The transmitter was installed approximately 4 inches upstream of the weir plate directly in the separator. Traditionally, this interface is measured outside the separator in a bridle. This has been the only way to measure in the past, but the emulsion present in the separator typically does not repeat in a bridle, thus resulting in an inaccurate measurement.

Unreliable interface measurement in the separator causes poor control of the dump valve, which can cause additional problems downstream of the separator.

Unreliable interface measurement in the separator causes poor control of the dump valve, which can cause additional problems downstream of the separator. Problems include poor results in crude and water quality, ultimately impacting the allocation. The transmitter can be used with a coax probe and be installed directly in the separator. This allows the interface level to be set for the optimum position to ensure only oil was flowing over the weir. The maximum amount of oil was captured as the amount of oil in the water was reduced. Another transmitter was installed downstream of the weir plate to monitor the oil level in the oil collection area.

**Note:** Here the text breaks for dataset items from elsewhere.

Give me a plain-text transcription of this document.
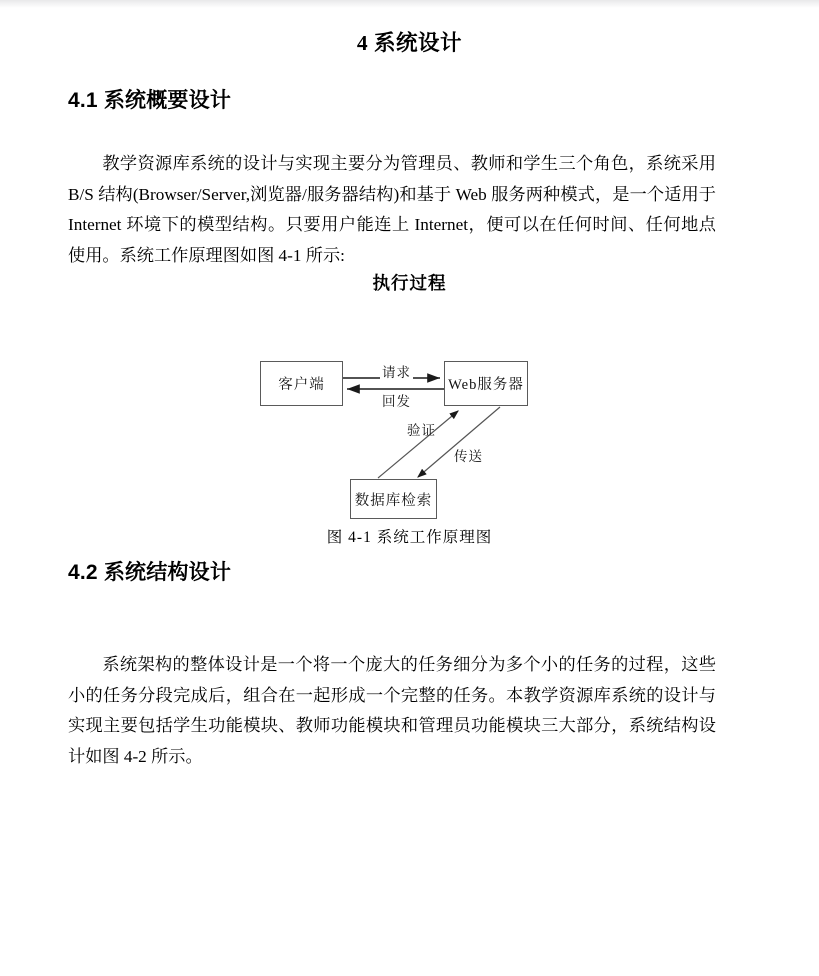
4 系统设计
4.1 系统概要设计

教学资源库系统的设计与实现主要分为管理员、教师和学生三个角色，系统采用 B/S 结构(Browser/Server,浏览器/服务器结构)和基于 Web 服务两种模式，是一个适用于 Internet 环境下的模型结构。只要用户能连上 Internet，便可以在任何时间、任何地点使用。系统工作原理图如图 4-1 所示:

执行过程

客户端	Web服务器
数据库检索
请求
回发
验证
传送

图 4-1 系统工作原理图

4.2 系统结构设计

系统架构的整体设计是一个将一个庞大的任务细分为多个小的任务的过程，这些小的任务分段完成后，组合在一起形成一个完整的任务。本教学资源库系统的设计与实现主要包括学生功能模块、教师功能模块和管理员功能模块三大部分，系统结构设计如图 4-2 所示。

The oil field exploration company now has a reliable interface measurement at all times, even with the formation of a thick emulsion layer, and the efficiency of the separator was increased. This provides better oil recovery without getting water into the oil, or oil into the water. There are currently more than 500 of these transmitter devices installed in the Delaware Basin of West Texas at one company alone.

Summary

Oil producers often deal with troublesome applications including water carryover into the oil leg of separators, entrained gas in oil and water legs, emulsion layers inside the separator, varying densities and remote areas. These concerns can be difficult for traditional instrumentation to measure, but modern level and flow instruments have been developed to successfully address these issues.

Mark Thomas is the U.S. Industry Manager for Oil and Gas at Endress+Hauser. Prior to his current role, Thomas was a national strategic account manager for a major oil and gas company and has spent his entire career supporting the oil, gas, refining and petrochemical industries. He is a graduate of Texas Tech University.